By 2025, the Fintech industry in Southeast Asia is predicted to exceed USD 1 trillion in transaction value. At the moment the size of the Fintech Industry is valued at a whopping 11 Billion USD (as of 2022), according to a recent report. Increasing innovation will lead to digital lending becoming the primary revenue source for consumer and working capital lending. Moreover, increasing adoption of advanced technology will likely shift emerging Fintech companies’ focus from B2C to B2B.
Over the coming years, specialized infrastructure platforms will be needed to consolidate the market and other new products, including BNPL (Book Now Pay Later) services. Hence, it is expected that the fintech sector’s value will clock USD 60 billion by 2025.
Major SEA Fintech Players to Watch
In September 2020, Fvndit raised USD 30 million for the Vietnamese peer-to-peer lending platform eLoan. The Singaporean financial regulatory technology startup, backed by artificial technology, Silent Eight, raised USD 15 million. Moreover, LinkAja, an e-wallet platform, declared a USD 100 million Series B round led by Grab.
The financial arms of established tech platforms like Grab & Gojek, are leading challengers in the SEA region. In addition to supporting their company’s core operations, they have a greater reach and strong brand recognition in the Southeast Asia region. They are also diversifying into other financial services, such as banking..
Larger non-bank lenders are also investing in mobile services as urban customers demand a range of mobile services. Major banks are investing in digital services, with Singaporean banks setting the bar in the region.
According to a report by FinanceAsia, Telcos (regional telecommunications companies) have also contributed to fintech development. Over the years, companies like Malaysia’s Axiata, Philippines’ Globe Telecom and Thailand’s True and AIS have all launched fintech platforms. Furthermore, one of Singapore’s licenses for digital banks was obtained by a joint venture between Singtel and Grab.
Development of the Fintech Infrastructure
Payments and investment services played a pivotal role in developing the fintech infrastructure in the year 2021 and continue to do so even now. Companies such as VNLife and Mynt, which offer payment services, and firms like Ajaib and Bibit, providing investment services, achieved 150% and 400% Year-over-Year (YoY) growth in terms of deals, respectively. It’s companies like these that are leading the charge in shifting consumers away from a cash-only society.
Moreover, using payment gateways and APIs in the payment sector will be more easily accessible and will likely gain momentum, and credit scoring in the lending and investment sector will be prevalent, leading to more transparency in the sector.
As regulatory requirements evolve, regulatory technology like e-KYC (electronic know-your-customer) tools will continue to gain popularity. As a result, consumers, merchants, platforms, and regulators will need to collaborate on multilateral solutions.

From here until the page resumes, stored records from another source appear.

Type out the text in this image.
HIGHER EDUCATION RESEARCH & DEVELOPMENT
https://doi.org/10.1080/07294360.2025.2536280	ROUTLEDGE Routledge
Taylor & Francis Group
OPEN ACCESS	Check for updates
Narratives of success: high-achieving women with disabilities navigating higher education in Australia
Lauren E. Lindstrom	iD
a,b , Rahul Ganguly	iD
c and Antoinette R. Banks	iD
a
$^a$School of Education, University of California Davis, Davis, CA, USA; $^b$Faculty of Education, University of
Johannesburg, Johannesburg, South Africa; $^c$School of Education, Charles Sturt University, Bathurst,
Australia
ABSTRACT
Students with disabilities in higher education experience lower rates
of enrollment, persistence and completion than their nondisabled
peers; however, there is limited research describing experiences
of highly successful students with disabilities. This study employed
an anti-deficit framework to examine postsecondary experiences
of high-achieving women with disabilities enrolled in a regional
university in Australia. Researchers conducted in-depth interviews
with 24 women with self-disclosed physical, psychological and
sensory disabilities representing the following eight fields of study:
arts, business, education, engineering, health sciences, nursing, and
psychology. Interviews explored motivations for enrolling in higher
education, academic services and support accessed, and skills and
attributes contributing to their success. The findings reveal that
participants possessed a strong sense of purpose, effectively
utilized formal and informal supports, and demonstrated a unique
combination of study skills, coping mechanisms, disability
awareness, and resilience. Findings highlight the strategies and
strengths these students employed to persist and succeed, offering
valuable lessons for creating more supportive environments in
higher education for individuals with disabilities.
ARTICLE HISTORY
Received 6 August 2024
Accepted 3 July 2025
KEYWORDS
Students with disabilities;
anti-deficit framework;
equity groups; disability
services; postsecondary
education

Environmental Governance in the Fintech Industry
To foster sustainable development throughout the internet economy, some standard practices and consistent methodology are required for evaluating and certifying Environment, Social, and Governance (ESG). For the internet economy to reach net zero emissions, it is imperative to develop products and business models that are environmentally friendly (especially for O2O businesses) and that use clean energy.
The internet economy’s biggest players should proactively create green job opportunities for employees and establish a positive impact for consumers via carbon-neutral data centers and other initiatives.
Internet infrastructure, a key challenge in SEA
In Southeast Asia, 700 million people have access to the internet, and 400 million of them use it regularly according to FintechNews. While a large population of Southeast Asian users are already online, poor internet connections and access to affordable digital devices continue to be a barrier to digitalization. Hence, it is crucial to ensure that everyone has access to fast, reliable internet and increased outreach.
To ensure that the new “internet economy” works effectively, digital literacy and education remain crucial. Unserved and underserved customers must be given high priority for receiving the benefits of new digital services while being protected from fraud and cyberattacks.
As the fintech sector rapidly grows, a foundational data infrastructure is needed to support cross-border data flows, strengthen data protection and cybersecurity, and facilitate data-sharing. For consumer confidence to increase, local and regional data regulations must be strengthened – in accordance with international standards of privacy, data sharing, interoperability, and artificial intelligence.
For regional businesses to foster and scale in the internet economy, digital trade agreements must be established to link internet economies and reduce regulatory fragmentation.
Fintech adoption is accelerating across Southeast Asia, faster than anywhere else in the world. Among Hong Kong, Singapore, and South Korea, fintech adoption is 67%, well below China’s 87%. Furthermore, by 2025, Southeast Asia’s digital economy is predicted to reach USD 363 billion, with e-commerce growing to USD 234 billion.